Yes. LLMArmor, Garak, and Rebuff are all open source with no licensing fees. LLMArmor and Garak are Apache 2.0; Rebuff is open source on GitHub. The only costs are compute time (negligible for LLMArmor), API call costs if you run Garak against a paid model endpoint, and latency overhead for Rebuff in production. For CI scanning and pre-release checks, the total monetary cost is effectively zero.
Do I need a security engineer to use these tools?
LLMArmor and Garak can be run by a developer without security background — both produce human-readable findings with remediation notes. PyRIT and more advanced Garak configurations require more security expertise. For a startup without a dedicated security engineer, starting with LLMArmor in CI plus Garak before releases provides significant coverage without requiring specialized knowledge.
How do I prioritize findings when I have hundreds of issues?
Fix by severity: CRITICAL first (hardcoded credentials, direct taint to system role), then HIGH (missing token limits, wildcard agent tools), then MEDIUM. Within a severity tier, prioritize findings in code that is already deployed or about to be deployed over findings in internal tooling or developer scripts. Do not try to fix everything at once — start with the issues that represent the highest realistic risk of exploitation.
Can LLMArmor scan JavaScript or TypeScript?
Not currently. LLMArmor analyzes Python source code only. If your LLM integration layer is written in JavaScript or TypeScript, LLMArmor will not scan those files. For non-Python stacks, Garak (model-agnostic, runtime) still applies, and Rebuff can be integrated as an API call from any language.

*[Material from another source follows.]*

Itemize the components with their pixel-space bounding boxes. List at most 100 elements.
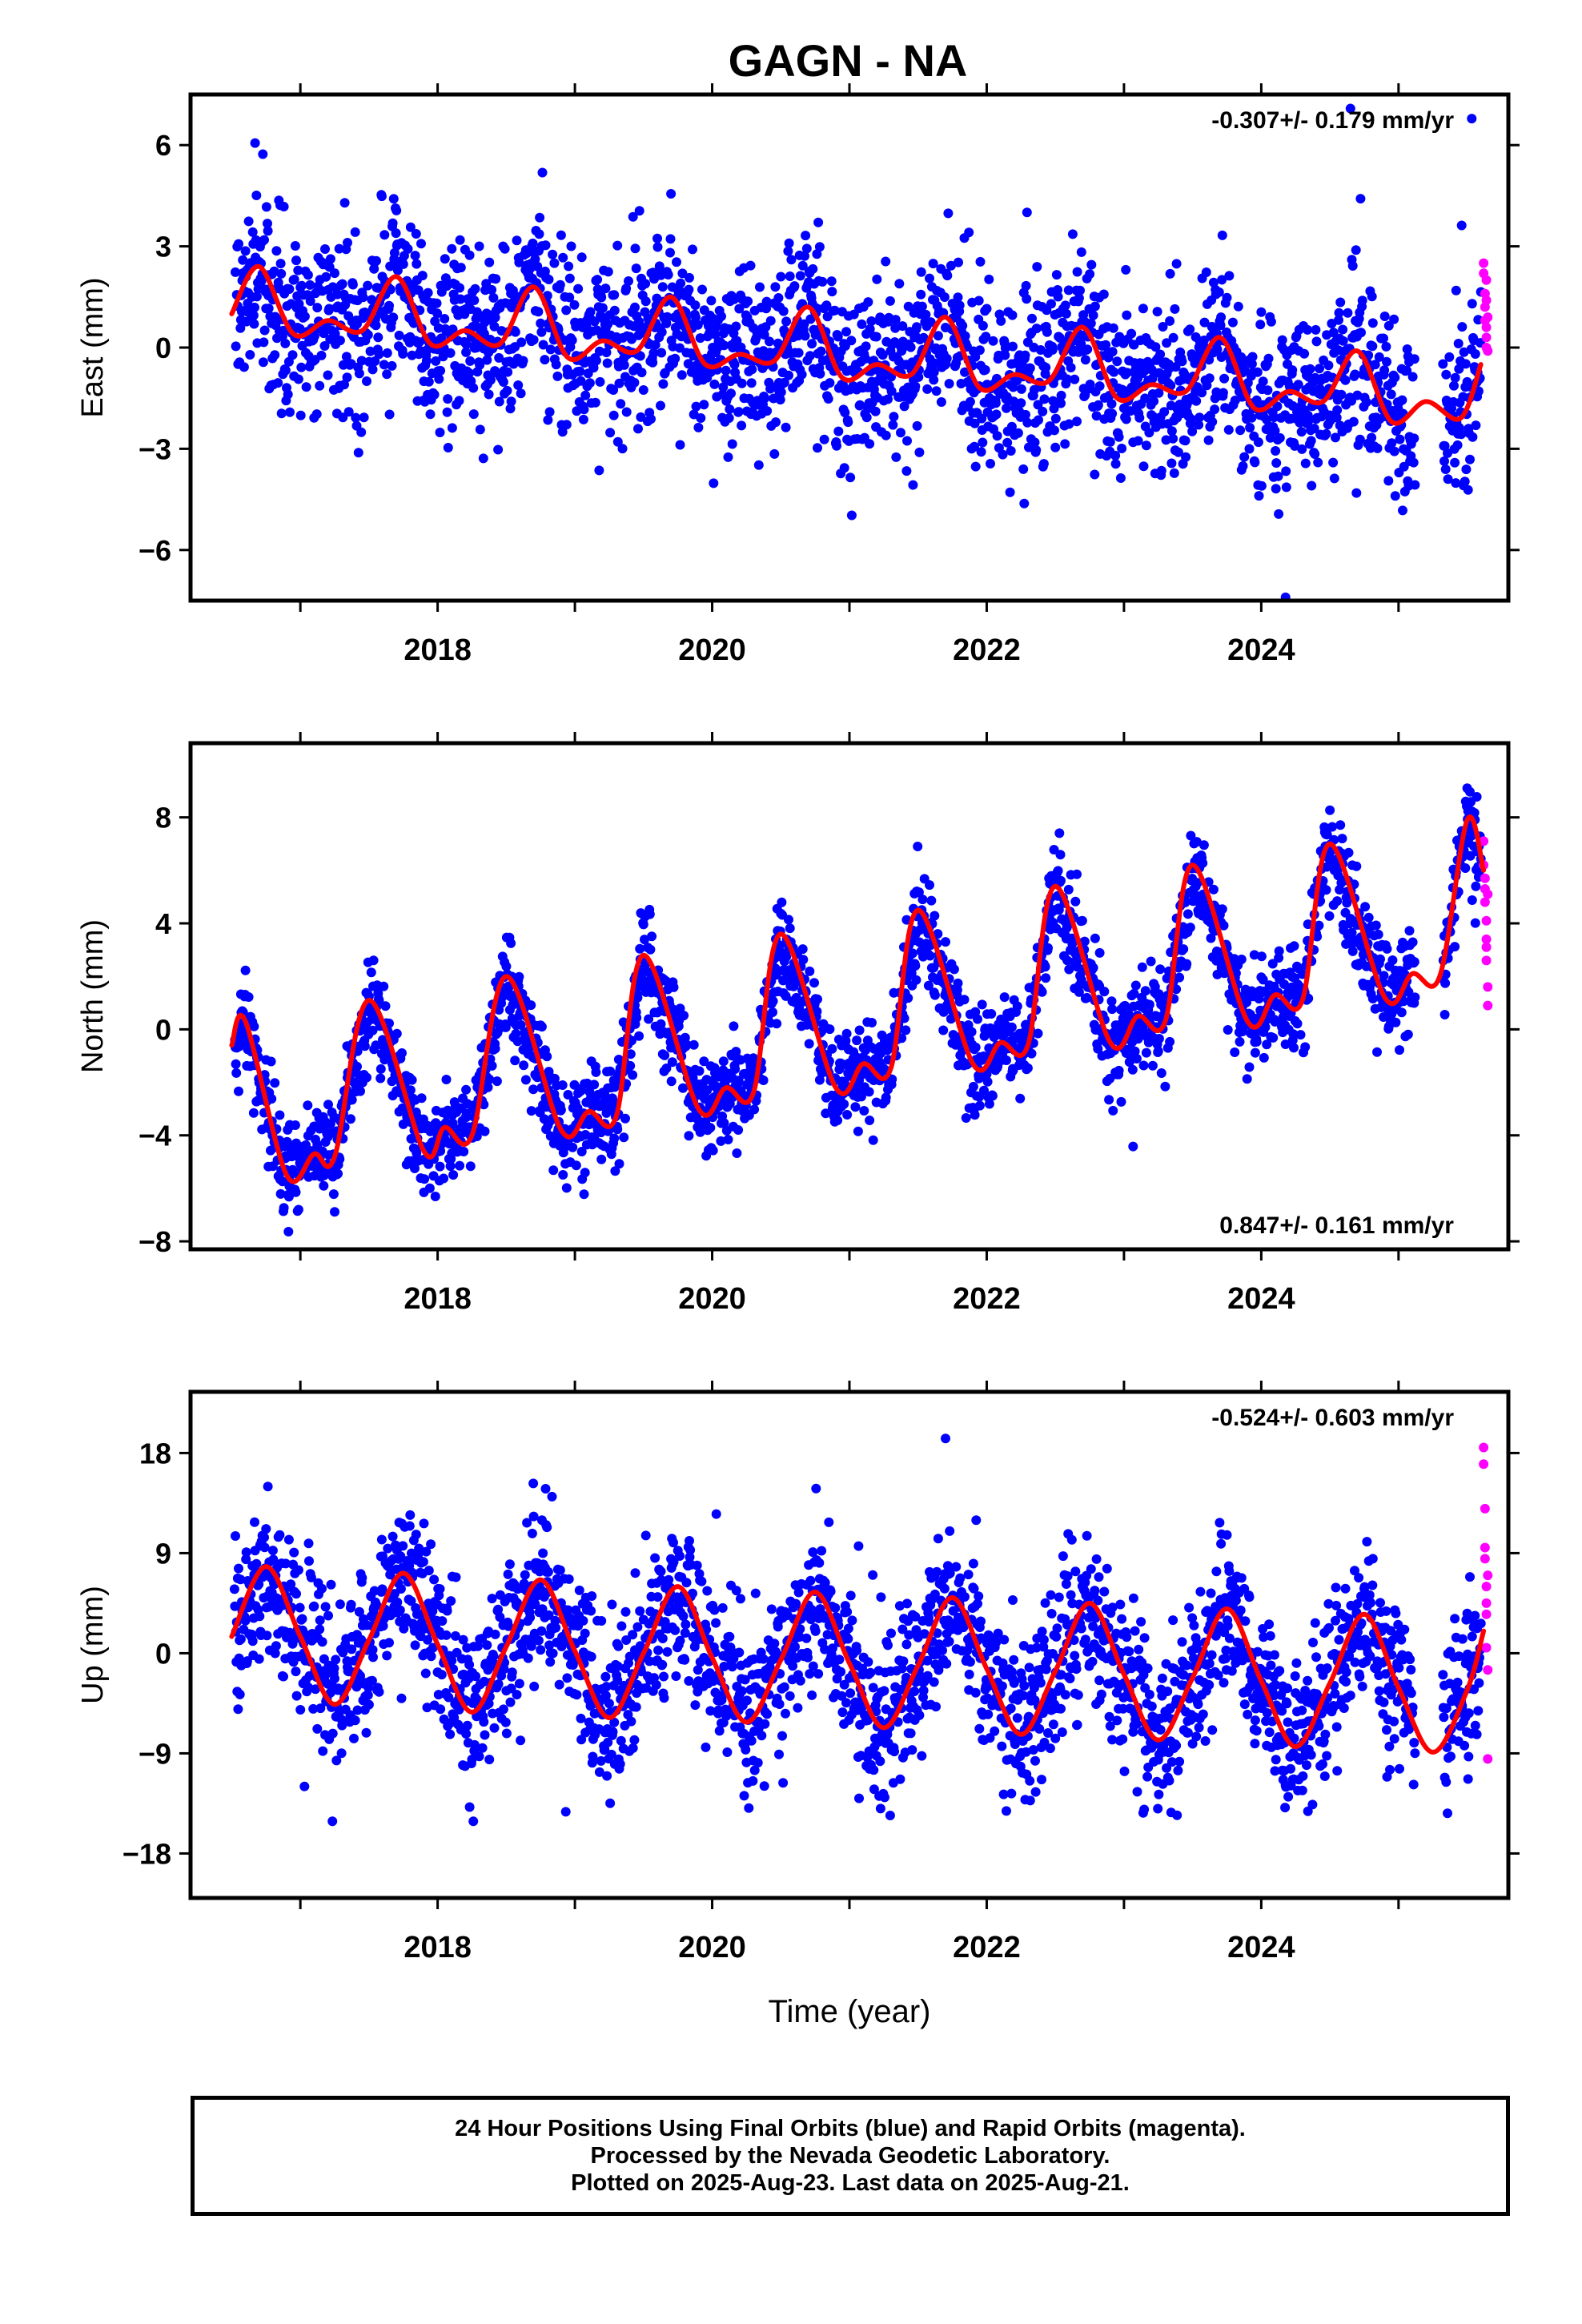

How do I handle Rebuff false positives?
Rebuff's sensitivity can produce false positives on legitimate inputs that use directive language — customer support queries like 'tell me how to reset my password' can trigger heuristics designed to detect instruction injection. Tune the detection threshold for your use case, implement a soft-block pattern (flag and log rather than hard reject), and review flagged requests weekly to identify patterns. You can also run Rebuff in monitoring-only mode initially to collect baseline data before enabling blocking.
Should I run Garak on every deploy?
For most startups, running Garak before each significant release — major feature additions, model upgrades, new tool or agent capabilities — is a practical cadence. Running it on every deploy adds 15–60 minutes to your pipeline and produces the same results unless the model or prompt architecture changed. Reserve frequent Garak runs for high-risk changes, and use LLMArmor for routine per-commit coverage.
What is the biggest LLM security mistake startups make?
Hardcoding API keys in source code and committing them to a public or semi-public repository. Automated tools scrape GitHub, GitLab, and npm for exposed credentials within minutes of a push. Rotate any exposed key immediately, add it to a secrets manager (AWS Secrets Manager, HashiCorp Vault, or even GitHub Actions secrets for CI), and add a pre-commit hook or LLMArmor CI check to prevent future occurrences.